Par Abdelhak Najib. Écrivain-journaliste
Ramadan est là. Nous y sommes. Il est certes particulier cette année, mais Ramadan, ça reste quand même un sacré mois. Rien à dire. Qu’est-ce qu’on y est bien durant trente jours où l’on prend la vie comme une parenthèse enchantée pour certains, un peu moins drôle pour d’autres, mais l’un dans l’autre, il fait bon couper avec la routine de toute une année monotone où les jours se suivent et se ressemblent, avec en plus la peur de choper la crève.

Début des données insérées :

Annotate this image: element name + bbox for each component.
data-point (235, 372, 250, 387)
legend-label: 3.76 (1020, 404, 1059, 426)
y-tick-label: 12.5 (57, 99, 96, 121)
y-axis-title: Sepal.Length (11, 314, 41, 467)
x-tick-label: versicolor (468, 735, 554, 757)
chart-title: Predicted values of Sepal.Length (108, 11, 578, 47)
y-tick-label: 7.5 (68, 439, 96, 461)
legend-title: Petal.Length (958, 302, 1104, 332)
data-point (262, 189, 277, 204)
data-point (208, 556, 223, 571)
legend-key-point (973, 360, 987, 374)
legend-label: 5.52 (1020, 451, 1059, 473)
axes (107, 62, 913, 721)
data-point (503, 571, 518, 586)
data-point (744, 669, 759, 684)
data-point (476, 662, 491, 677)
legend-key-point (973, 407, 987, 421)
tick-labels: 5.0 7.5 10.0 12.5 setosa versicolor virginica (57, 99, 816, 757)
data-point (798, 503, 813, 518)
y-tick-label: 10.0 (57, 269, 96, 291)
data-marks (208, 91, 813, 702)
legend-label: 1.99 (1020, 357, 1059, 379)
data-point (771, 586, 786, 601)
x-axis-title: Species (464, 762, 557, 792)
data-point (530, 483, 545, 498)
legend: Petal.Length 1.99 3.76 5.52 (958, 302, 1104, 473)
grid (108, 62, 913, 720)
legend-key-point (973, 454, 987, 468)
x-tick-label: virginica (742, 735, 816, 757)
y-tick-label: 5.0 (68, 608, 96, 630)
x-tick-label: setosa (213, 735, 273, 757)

Quoi qu’il en soit, on sait cette année que l’on doit composer avec notre hôte, ce cher Covid numéro 19 qui nous malmène, mais à qui on peut faire un joli pied de nez durant ce mois, en agissant avec responsabilité, en limitant les contacts, en s’astreignant à en faire le moins possible, pour ne pas prendre des risques inutiles. Ceci pour la parenthèse prévention de rigueur, sinon, pour le reste, il ne faut pas perdre de vue que Ramadan, c’est d’abord une belle fête de tous les jours. On se fait plaisir en jeûnant et en attendant le bon plat du soir, avec les siens, que l’on déguste comme la panacée tellement on l’a mérité, parce qu’on a passé une belle journée, dans le calme, dans la bonne humeur, léger et l’esprit ouvert pour le recueillement et la sérénité.

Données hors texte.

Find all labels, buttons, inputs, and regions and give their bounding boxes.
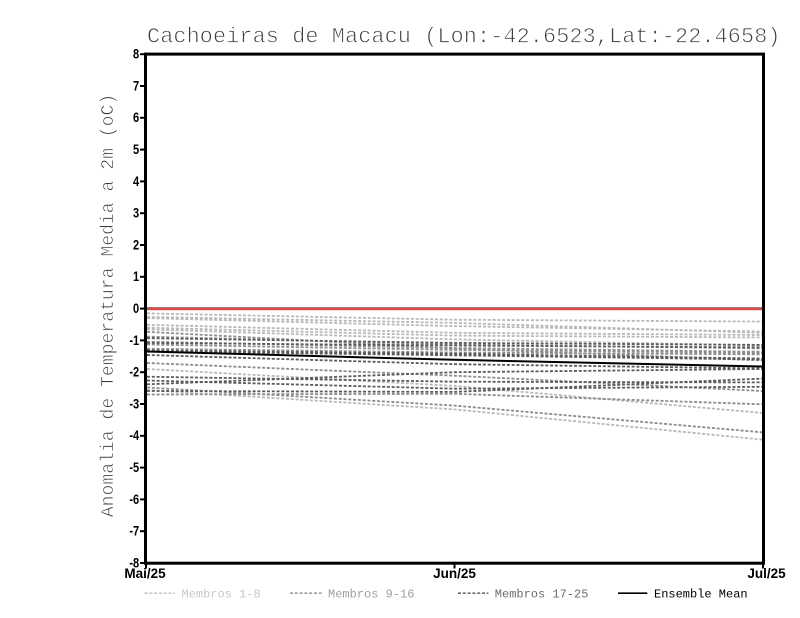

Bon, vous allez me dire que nos chers Marocains ont pris des plis historiques avec Ramadan : il faut tirer la tronche, il faut faire la gueule au réveil comme un réflexe conditionné : genre, je fais Ramadan, je ressens le manque de tout, ça ne va pas, je vais péter un fusible.
C’est un choix, ça, mes chers compatriotes. Chacun choisit comment passer sa journée.
Il te suffit de mettre des lunettes roses et le tour est joué. C’est rien 12 heures sans manger ni boire, ni fumer ni tout le reste.
Puis on festoie, on fait bombance, on ouvre les banquets et on se lance dans des orgies de bouffe interminables. Quand même curieux ce truc à la marocaine : on fait abstinence et on attend, aux aguets, les nerfs à vif, le regard aiguisé sur celui qui va fondre sur sa proie.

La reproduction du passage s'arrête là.